Jalen Brown

Personal information
- Date of birth: January 23, 1995 (age 31)
- Place of birth: Indianapolis, Indiana, U.S.
- Height: 5 ft 10 in (1.78 m)
- Position: Forward

College career
- Years: Team / Apps / (Gls)
- 2013–2016: Xavier Musketeers / 80 / (14)

Senior career*
- Years: Team / Apps / (Gls)
- 2015: Cincinnati Dutch Lions / 2 / (0)
- 2016: Des Moines Menace / 1 / (0)
- 2017: Rochester Rhinos / 19 / (1)
- 2018: New York Cosmos B / 10 / (1)
- 2019–2020: Stumptown Athletic / 6 / (1)
- 2021: Kings Hammer

= Jalen Brown =

American soccer player (born 1995)

Jalen Brown (born January 23, 1995) is an American former soccer player who played as a forward.

==Career==
Brown played fours years of college soccer at Xavier University between 2013 and 2016, where he made a total of 80 appearances and scored 14 goals.
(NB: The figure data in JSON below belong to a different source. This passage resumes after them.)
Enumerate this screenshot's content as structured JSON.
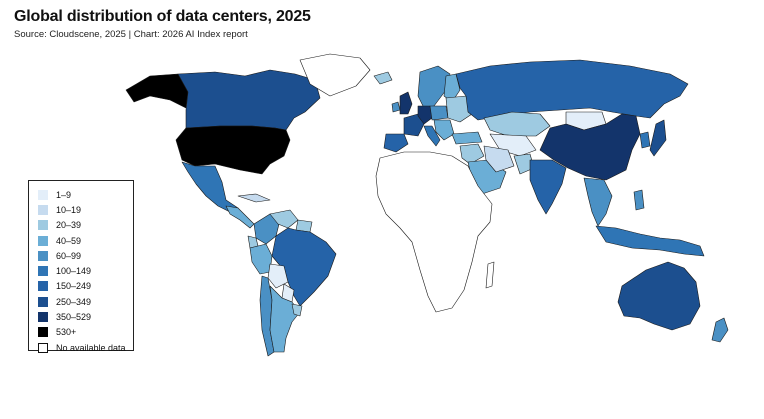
{
  "title": "Global distribution of data centers, 2025",
  "subtitle": "Source: Cloudscene, 2025 | Chart: 2026 AI Index report",
  "palette": {
    "1-9": "#e3eef9",
    "10-19": "#c6dbef",
    "20-39": "#9ecae1",
    "40-59": "#6baed6",
    "60-99": "#4a90c4",
    "100-149": "#2f75b5",
    "150-249": "#2563a8",
    "250-349": "#1c4f8f",
    "350-529": "#13346b",
    "530+": "#000000",
    "none": "#ffffff"
  },
  "legend": [
    {
      "label": "1–9",
      "color": "#e3eef9"
    },
    {
      "label": "10–19",
      "color": "#c6dbef"
    },
    {
      "label": "20–39",
      "color": "#9ecae1"
    },
    {
      "label": "40–59",
      "color": "#6baed6"
    },
    {
      "label": "60–99",
      "color": "#4a90c4"
    },
    {
      "label": "100–149",
      "color": "#2f75b5"
    },
    {
      "label": "150–249",
      "color": "#2563a8"
    },
    {
      "label": "250–349",
      "color": "#1c4f8f"
    },
    {
      "label": "350–529",
      "color": "#13346b"
    },
    {
      "label": "530+",
      "color": "#000000"
    },
    {
      "label": "No available data",
      "color": "#ffffff"
    }
  ],
  "regions": {
    "united-states": "530+",
    "alaska": "530+",
    "canada": "250-349",
    "greenland": "none",
    "mexico": "100-149",
    "central-america": "40-59",
    "cuba": "10-19",
    "colombia": "60-99",
    "venezuela": "20-39",
    "guianas": "20-39",
    "ecuador": "20-39",
    "peru": "40-59",
    "brazil": "150-249",
    "bolivia": "1-9",
    "paraguay": "1-9",
    "chile": "60-99",
    "argentina": "40-59",
    "uruguay": "20-39",
    "iceland": "20-39",
    "scandinavia": "60-99",
    "finland": "40-59",
    "united-kingdom": "350-529",
    "ireland": "60-99",
    "iberia": "150-249",
    "france": "250-349",
    "germany": "350-529",
    "central-europe": "60-99",
    "italy": "100-149",
    "balkans": "40-59",
    "eastern-europe": "20-39",
    "turkey": "40-59",
    "russia": "150-249",
    "kazakhstan": "20-39",
    "central-asia": "1-9",
    "iran": "10-19",
    "middle-east": "20-39",
    "arabia": "40-59",
    "pakistan": "20-39",
    "india": "150-249",
    "mongolia": "1-9",
    "china": "350-529",
    "japan": "250-349",
    "korea": "100-149",
    "southeast-asia": "60-99",
    "indonesia": "100-149",
    "philippines": "60-99",
    "australia": "250-349",
    "new-zealand": "60-99",
    "africa": "none",
    "madagascar": "none"
  }
}
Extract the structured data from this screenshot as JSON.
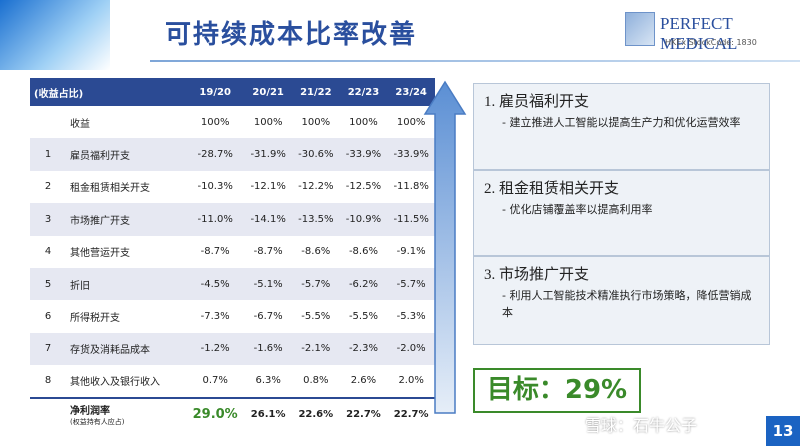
{
  "header": {
    "title": "可持续成本比率改善",
    "logo_name": "PERFECT MEDICAL",
    "logo_sub": "HKEx StockCode: 1830"
  },
  "table": {
    "corner": "(收益占比)",
    "columns": [
      "19/20",
      "20/21",
      "21/22",
      "22/23",
      "23/24"
    ],
    "rows": [
      {
        "label": "收益",
        "values": [
          "100%",
          "100%",
          "100%",
          "100%",
          "100%"
        ]
      },
      {
        "no": "1",
        "label": "雇员福利开支",
        "values": [
          "-28.7%",
          "-31.9%",
          "-30.6%",
          "-33.9%",
          "-33.9%"
        ]
      },
      {
        "no": "2",
        "label": "租金租赁相关开支",
        "values": [
          "-10.3%",
          "-12.1%",
          "-12.2%",
          "-12.5%",
          "-11.8%"
        ]
      },
      {
        "no": "3",
        "label": "市场推广开支",
        "values": [
          "-11.0%",
          "-14.1%",
          "-13.5%",
          "-10.9%",
          "-11.5%"
        ]
      },
      {
        "no": "4",
        "label": "其他营运开支",
        "values": [
          "-8.7%",
          "-8.7%",
          "-8.6%",
          "-8.6%",
          "-9.1%"
        ]
      },
      {
        "no": "5",
        "label": "折旧",
        "values": [
          "-4.5%",
          "-5.1%",
          "-5.7%",
          "-6.2%",
          "-5.7%"
        ]
      },
      {
        "no": "6",
        "label": "所得税开支",
        "values": [
          "-7.3%",
          "-6.7%",
          "-5.5%",
          "-5.5%",
          "-5.3%"
        ]
      },
      {
        "no": "7",
        "label": "存货及消耗品成本",
        "values": [
          "-1.2%",
          "-1.6%",
          "-2.1%",
          "-2.3%",
          "-2.0%"
        ]
      },
      {
        "no": "8",
        "label": "其他收入及银行收入",
        "values": [
          "0.7%",
          "6.3%",
          "0.8%",
          "2.6%",
          "2.0%"
        ]
      }
    ],
    "total": {
      "label": "净利润率",
      "sublabel": "(权益持有人应占)",
      "values": [
        "29.0%",
        "26.1%",
        "22.6%",
        "22.7%",
        "22.7%"
      ]
    }
  },
  "boxes": [
    {
      "title": "1. 雇员福利开支",
      "text": "- 建立推进人工智能以提高生产力和优化运营效率"
    },
    {
      "title": "2. 租金租赁相关开支",
      "text": "- 优化店铺覆盖率以提高利用率"
    },
    {
      "title": "3. 市场推广开支",
      "text": "- 利用人工智能技术精准执行市场策略，降低营销成本"
    }
  ],
  "target": "目标：29%",
  "watermark": "雪球：石牛公子",
  "page_number": "13"
}
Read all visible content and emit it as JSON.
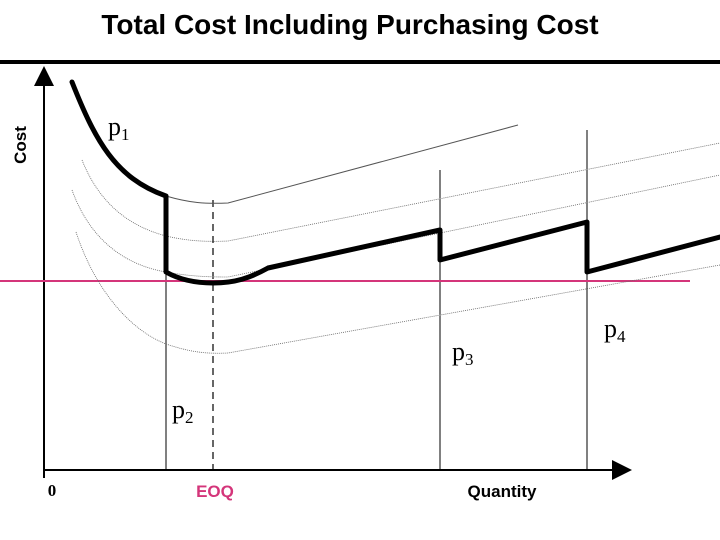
{
  "title": "Total Cost Including Purchasing Cost",
  "labels": {
    "y_axis": "Cost",
    "x_axis": "Quantity",
    "origin": "0",
    "eoq": "EOQ"
  },
  "price_levels": [
    {
      "letter": "p",
      "sub": "1"
    },
    {
      "letter": "p",
      "sub": "2"
    },
    {
      "letter": "p",
      "sub": "3"
    },
    {
      "letter": "p",
      "sub": "4"
    }
  ],
  "colors": {
    "axis": "#000000",
    "min_cost_line": "#d4357a",
    "eoq_label": "#d4357a",
    "total_cost_curve": "#000000"
  }
}
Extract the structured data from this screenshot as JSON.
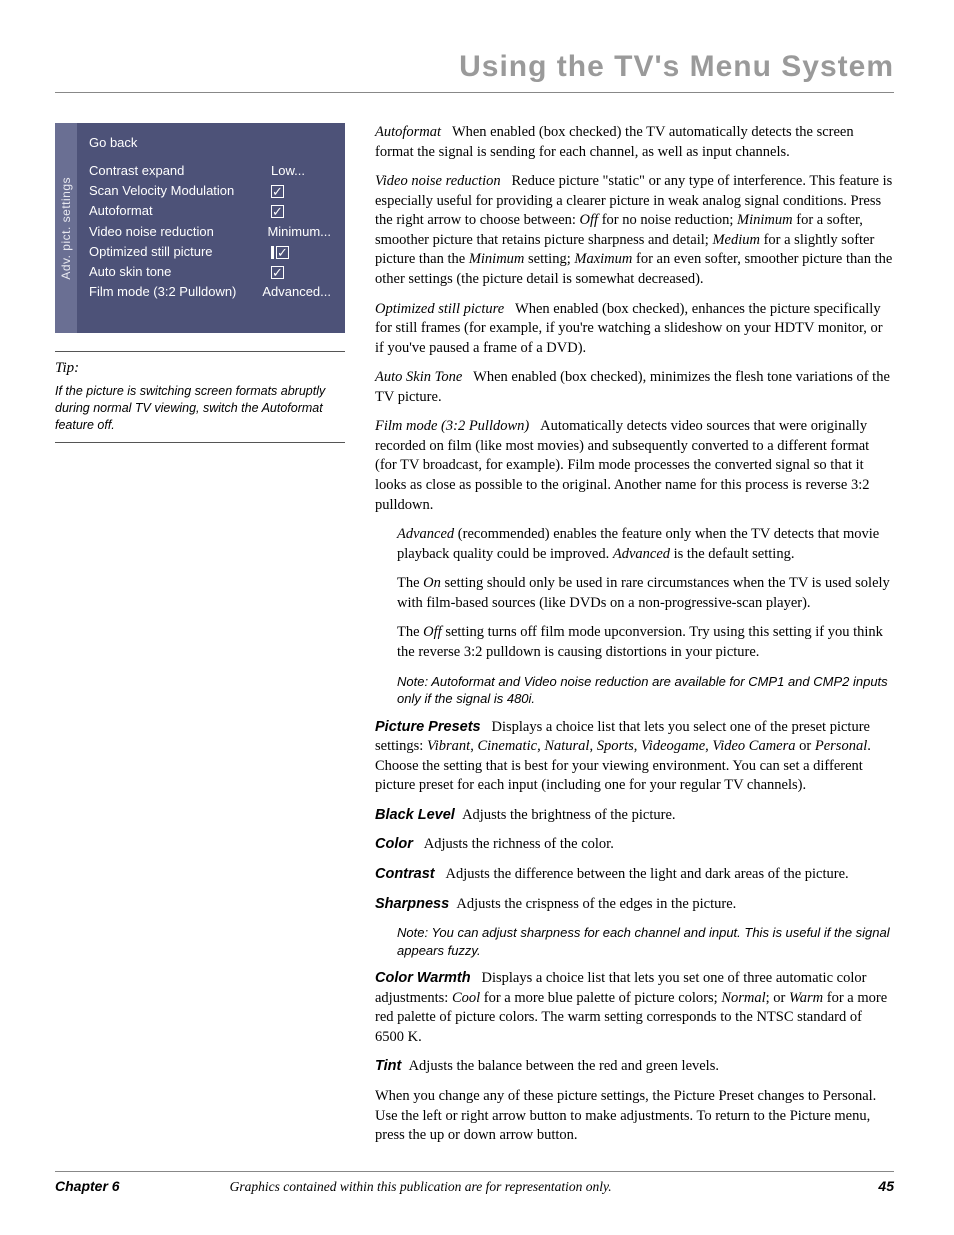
{
  "page_title": "Using the TV's Menu System",
  "menu": {
    "sidebar_label": "Adv. pict. settings",
    "go_back": "Go back",
    "items": [
      {
        "label": "Contrast expand",
        "value": "Low...",
        "type": "text"
      },
      {
        "label": "Scan Velocity Modulation",
        "value": "",
        "type": "check"
      },
      {
        "label": "Autoformat",
        "value": "",
        "type": "check"
      },
      {
        "label": "Video noise reduction",
        "value": "Minimum...",
        "type": "text"
      },
      {
        "label": "Optimized still picture",
        "value": "",
        "type": "check",
        "highlight": true
      },
      {
        "label": "Auto skin tone",
        "value": "",
        "type": "check"
      },
      {
        "label": "Film mode (3:2 Pulldown)",
        "value": "Advanced...",
        "type": "text"
      }
    ]
  },
  "tip": {
    "heading": "Tip:",
    "body": "If the picture is switching screen formats abruptly during normal TV viewing, switch the Autoformat feature off."
  },
  "body": {
    "p1_term": "Autoformat",
    "p1": "When enabled (box checked) the TV automatically detects the screen format the signal is sending for each channel, as well as input channels.",
    "p2_term": "Video noise reduction",
    "p2a": "Reduce picture \"static\" or any type of interference. This feature is especially useful for providing a clearer picture in weak analog signal conditions. Press the right arrow to choose between: ",
    "p2_off": "Off",
    "p2b": " for no noise reduction; ",
    "p2_min": "Minimum",
    "p2c": " for a softer, smoother picture that retains picture sharpness and detail; ",
    "p2_med": "Medium",
    "p2d": " for a slightly softer picture than the ",
    "p2_min2": "Minimum",
    "p2e": " setting; ",
    "p2_max": "Maximum",
    "p2f": " for an even softer, smoother picture than the other settings (the picture detail is somewhat decreased).",
    "p3_term": "Optimized still picture",
    "p3": "When enabled (box checked), enhances the picture specifically for still frames (for example, if you're watching a slideshow on your HDTV monitor, or if you've paused a frame of a DVD).",
    "p4_term": "Auto Skin Tone",
    "p4": "When enabled (box checked), minimizes the flesh tone variations of the TV picture.",
    "p5_term": "Film mode (3:2 Pulldown)",
    "p5": "Automatically detects video sources that were originally recorded on film (like most movies) and subsequently converted to a different format (for TV broadcast, for example). Film mode processes the converted signal so that it looks as close as possible to the original. Another name for this process is reverse 3:2 pulldown.",
    "p5a_adv": "Advanced",
    "p5a": " (recommended) enables the feature only when the TV detects that movie playback quality could be improved. ",
    "p5a_adv2": "Advanced",
    "p5a2": " is the default setting.",
    "p5b_pre": "The ",
    "p5b_on": "On",
    "p5b": " setting should only be used in rare circumstances when the TV is used solely with film-based sources (like DVDs on a non-progressive-scan player).",
    "p5c_pre": "The ",
    "p5c_off": "Off",
    "p5c": " setting turns off film mode upconversion. Try using this setting if you think the reverse 3:2 pulldown is causing distortions in your picture.",
    "note1": "Note: Autoformat and Video noise reduction are available for CMP1 and CMP2 inputs only if the signal is 480i.",
    "pp_term": "Picture Presets",
    "ppa": "Displays a choice list that lets you select one of the preset picture settings: ",
    "pp_v": "Vibrant",
    "pp_c": "Cinematic",
    "pp_n": "Natural",
    "pp_s": "Sports",
    "pp_vg": "Videogame",
    "pp_vc": "Video Camera",
    "pp_p": "Personal",
    "ppb": ". Choose the setting that is best for your viewing environment. You can set a different picture preset for each input (including one for your regular TV channels).",
    "bl_term": "Black Level",
    "bl": "Adjusts the brightness of the picture.",
    "col_term": "Color",
    "col": "Adjusts the richness of the color.",
    "con_term": "Contrast",
    "con": "Adjusts the difference between the light and dark areas of the picture.",
    "sh_term": "Sharpness",
    "sh": "Adjusts the crispness of the edges in the picture.",
    "note2": "Note: You can adjust sharpness for each channel and input. This is useful if the signal appears fuzzy.",
    "cw_term": "Color Warmth",
    "cwa": "Displays a choice list that lets you set one of three automatic color adjustments: ",
    "cw_cool": "Cool",
    "cwb": " for a more blue palette of picture colors; ",
    "cw_norm": "Normal",
    "cwc": "; or ",
    "cw_warm": "Warm",
    "cwd": " for a more red palette of picture colors. The warm setting corresponds to the NTSC standard of 6500 K.",
    "tint_term": "Tint",
    "tint": "Adjusts the balance between the red and green levels.",
    "last": "When you change any of these picture settings, the Picture Preset changes to Personal. Use the left or right arrow button to make adjustments. To return to the Picture menu, press the up or down arrow button."
  },
  "footer": {
    "chapter": "Chapter 6",
    "caption": "Graphics contained within this publication are for representation only.",
    "page": "45"
  }
}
Brown also played with USL PDL sides Cincinnati Dutch Lions and Des Moines Menace.

On January 13, 2017, Brown was selected in the second round (38th overall) of the 2017 MLS SuperDraft by New York City FC. However, he wasn't signed by the club.

Brown signed with United Soccer League club Rochester Rhinos on March 7, 2017.

Brown signed with National Premier Soccer League club New York Cosmos B on May 30, 2018.

In September 2019, Brown was signed by National Independent Soccer Association side Stumptown Athletic ahead of its inaugural season.

==Personal life==
Brown's sister is professional soccer player Ryanne Brown, and Philippines international Sarina Bolden is their cousin.